Because it’s about the materiality of stone and the materiality of flesh, I’m naked when we shoot. The rain and cold make me aware of my limits, what I can tolerate only to a certain point in conditions that statues are made to endure. I’ve been frozen, my teeth chattering, my consciousness contracting in a knot of neck and upper-back tension that the cold provokes. Fortunately there’s a camper-van in I can get warm again, release the tension, relax and open my narrowed, hunched physicality beyond its primary survival state.

Photo Tom Flanagan
Photo Tom Flanagan

And, I must stress, I don’t hate this experience. It’s not something I’m forced to do but something I choose.
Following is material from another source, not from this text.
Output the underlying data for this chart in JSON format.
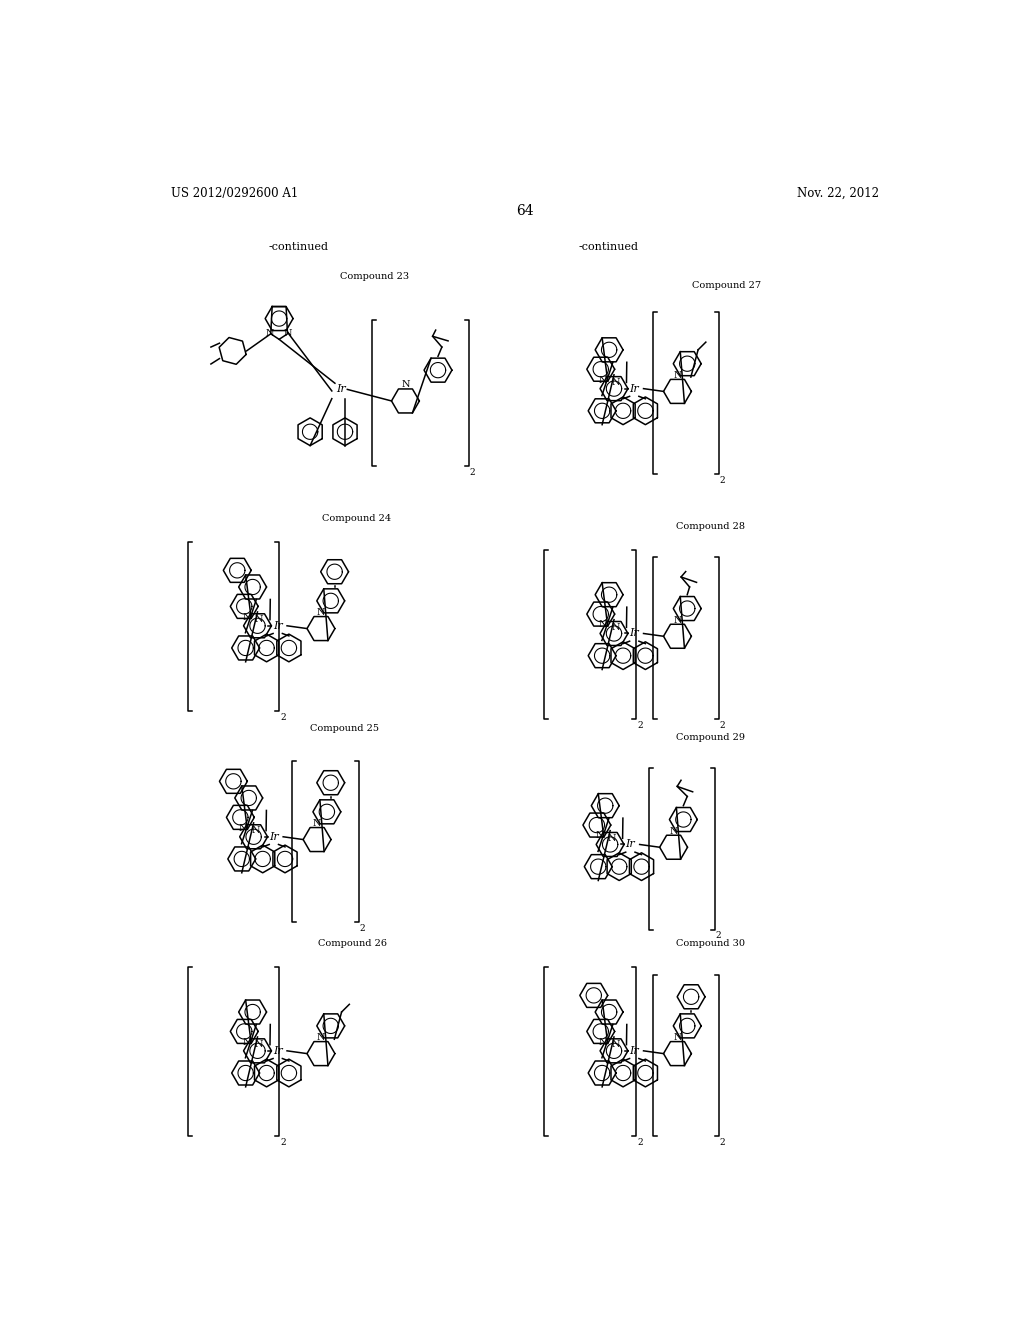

Like so often when I’ve worked in challenging environments, I feel a particular aliveness, a sensitivity heightened by my exposed body, by open skies and by the demanding textures of the varied surfaces on which I’m moving.

I’ve agreed to this shoot because I want to stay alive to my own dancing body and that energises me to encourage others to find their own dancing this year of The Casement Project. I’m happy to create more hospitable environments for others in the first steps of that dance but don’t mind celebrating the resilience of bodies in challenging circumstances too.